Épanchement des mouvements intimes de l’âme, l’improvisation est avant tout privée. Mais elle est aussi un moyen de communication avec l’auditoire par l’impact qu’elle a sur lui. Par la somme de connaissances dont elle témoigne — restant de ce fait l’apanage d’une élite musicale —, mais aussi par la prouesse cérébrale et la domination physique de soi-même qu’elle requiert, elle est depuis plusieurs siècles une forme exigée dans certains concours et attendue principalement dans les récitals d’orgue. Paradoxalement s’est développée à l’encontre de l’improvisation une sorte de suspicion (d’ailleurs justifiée dans le fameux concours qui opposa en 1727, à l’orgue de Saint-Paul à Paris, L.-C. d’Aquin et J.-P. Rameau, ce dernier, au dire de contemporains, ayant eu communication du sujet de la fugue que tous deux devaient improviser) ; ainsi, l’auditoire est encore en partie persuadé que l’œuvre qui se fait devant lui a été précédemment écrite, apprise, puis exécutée de mémoire, ou, tout au moins, longuement préparée. Pour dissiper ce doute, certains organistes, par exemple, n’hésitent pas à demander à l’assistance elle-même un thème composé de notes hasardeuses, jetées par quelques personnes, sur lesquelles ils fixeront un rythme et improviseront immédiatement après. On peut voir aussi en cela le souci d’associer l’auditoire à la création d’une œuvre ; cette participation, certains compositeurs contemporains la réclament intégralement.

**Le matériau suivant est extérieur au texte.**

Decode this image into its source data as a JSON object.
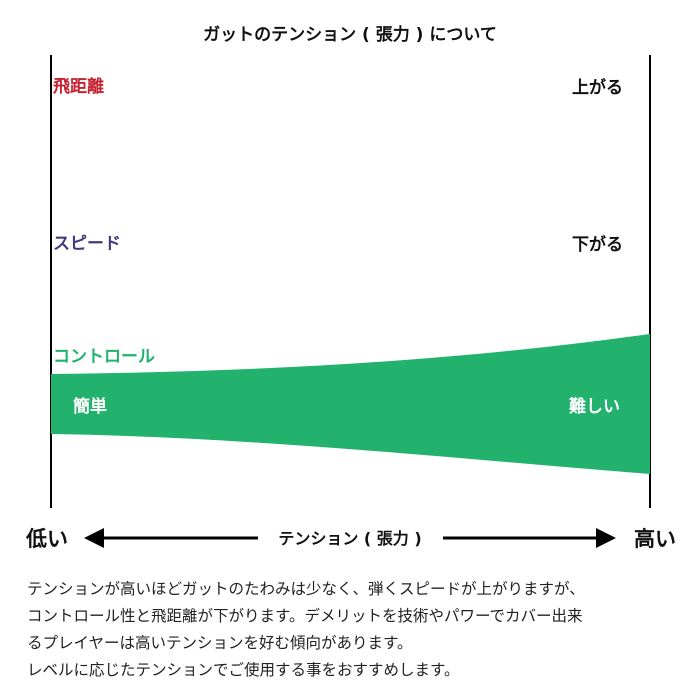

Improvisation dans la musique contemporaine

Restée en pratique — sans doute par nécessité, peut-être par besoin — dans le milieu organistique qui fait la charnière entre les xixe et xxe s., dans lequel les Français occupent une place privilégiée, de Franck à Messiaen, en passant par Louis Vierne, Charles Tournemire, Dupré et bien d’autres, l’improvisation rentre en force dans la musique d’aujourd’hui. C’est la musique aléatoire*. En effet, principalement depuis 1951, sous l’influence plus particulière de John Cage, de Karlheinz Stockhausen et de Pierre Boulez*, le compositeur, dans son œuvre, laisse désormais volontairement à l’interprète, dans le choix de structures, de temps, d’intensités ou d’ordres de notes, une part de responsabilité compositionnelle de plus en plus importante. On peut voir la source de tels procédés dans des expériences de musique simultanément spatiale et aléatoire tentées à la fin du siècle passé, lorsque, par exemple, le père de Charles Ives faisait partir de deux points opposés du village deux fanfares qui, s’avançant l’une vers l’autre, se croisaient au son de deux musiques différentes, tandis qu’un troisième groupe de musiciens jouait au sommet du clocher de l’église. Expérience prophétique qui ne sera pas sans lendemain, puisque, dès 1911, Charles Ives, pionnier du langage aléatoire, écrit Hallowe’en, œuvre qui se joue plusieurs fois de suite, mais de manière chaque fois différente. Les grandes étapes de ce mode de création sont ensuite marquées par Imaginary Landscape No. 4 (1951) pour 12 postes de radio de J. Cage, Klavierstück XI de K. Stockhausen et la Troisième Sonate pour piano de Boulez (1956). Hasard ou probabilité, Xenakis, quant à lui, propose à l’ordinateur une part de responsabilité compositionnelle. Un autre parti est exploité par Marius Constant, qui, en 1962, écrit les Chants de Maldoror pour 24 instruments improvisateurs « dirigés par un danseur improvisateur lui-même inspiré par le récitant disant le texte de Lautréamont » (C. Rostand).